Dove c’è Amore, non c’è bisogno di alcun comando. Ecco perché Cristo non volle legiferare: l’unico comandamento che lui ci ha dato – che poi in effetti non è un vero comandamento, quanto un’esigenza innata in ognuno – è quello di “amare il prossimo come se stessi”! San Paolo ribadisce più volte che chi ama, non dovrebbe amare troppo questo mondo. Egli infatti sostiene che noi non possiamo amare interamente questo mondo, dal momento che non vi apparteniamo.
Dire tempo e mondo per i greci significava dire la stessa e identica cosa, cambiavano solo alcune accezioni del termine. Il primo a dare al mondo l’accezione di ordine è stato Pitagora. Tale accezione pitagorica, venne poi ripresa anche da Platone.
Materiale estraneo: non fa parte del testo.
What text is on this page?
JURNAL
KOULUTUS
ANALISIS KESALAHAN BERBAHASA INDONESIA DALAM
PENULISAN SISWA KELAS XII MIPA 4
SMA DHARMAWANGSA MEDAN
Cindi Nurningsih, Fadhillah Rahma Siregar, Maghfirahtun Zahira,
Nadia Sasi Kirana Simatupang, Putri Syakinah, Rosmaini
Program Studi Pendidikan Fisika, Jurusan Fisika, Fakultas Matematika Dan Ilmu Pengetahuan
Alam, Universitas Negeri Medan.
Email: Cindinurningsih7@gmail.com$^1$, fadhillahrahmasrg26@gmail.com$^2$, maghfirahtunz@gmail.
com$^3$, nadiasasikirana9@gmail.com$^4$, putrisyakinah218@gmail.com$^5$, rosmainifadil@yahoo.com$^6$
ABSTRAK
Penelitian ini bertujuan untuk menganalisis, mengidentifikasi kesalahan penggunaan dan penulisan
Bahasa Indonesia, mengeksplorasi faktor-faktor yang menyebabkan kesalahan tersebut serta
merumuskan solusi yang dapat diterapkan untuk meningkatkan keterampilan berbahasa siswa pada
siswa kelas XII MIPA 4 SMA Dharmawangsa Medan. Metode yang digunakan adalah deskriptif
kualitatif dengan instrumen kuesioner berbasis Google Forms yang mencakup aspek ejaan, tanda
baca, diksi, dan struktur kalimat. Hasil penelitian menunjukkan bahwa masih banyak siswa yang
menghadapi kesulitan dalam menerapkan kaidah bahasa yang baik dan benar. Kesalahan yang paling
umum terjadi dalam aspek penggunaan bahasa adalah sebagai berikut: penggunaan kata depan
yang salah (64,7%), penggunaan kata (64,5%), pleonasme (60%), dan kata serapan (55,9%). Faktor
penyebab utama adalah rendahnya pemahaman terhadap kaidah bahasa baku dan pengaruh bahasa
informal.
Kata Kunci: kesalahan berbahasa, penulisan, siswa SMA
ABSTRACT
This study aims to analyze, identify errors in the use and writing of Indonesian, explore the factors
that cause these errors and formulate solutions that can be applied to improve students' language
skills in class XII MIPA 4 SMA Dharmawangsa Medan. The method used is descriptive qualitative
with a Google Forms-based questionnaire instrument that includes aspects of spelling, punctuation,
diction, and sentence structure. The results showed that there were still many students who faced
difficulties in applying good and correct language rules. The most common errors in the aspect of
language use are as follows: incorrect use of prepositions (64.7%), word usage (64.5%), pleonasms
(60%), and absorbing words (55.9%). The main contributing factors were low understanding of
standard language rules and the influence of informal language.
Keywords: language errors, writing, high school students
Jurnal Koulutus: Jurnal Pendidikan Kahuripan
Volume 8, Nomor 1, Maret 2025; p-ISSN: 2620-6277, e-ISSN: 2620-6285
Per entrambi una superiore geometria doveva regolare i disordini di questo mondo. Risolvere il mondo in un ordine futuro che deve venire era oltretutto quanto prefissosi dall’apostolo Paolo. Per far ciò occorre realizzare il disegno divino, solo apparentemente incomprensibile. Realizzare deriva da “reale” e significa appunto questo, e cioè: diventare reale, rendere visibile, acquisire trasparenza…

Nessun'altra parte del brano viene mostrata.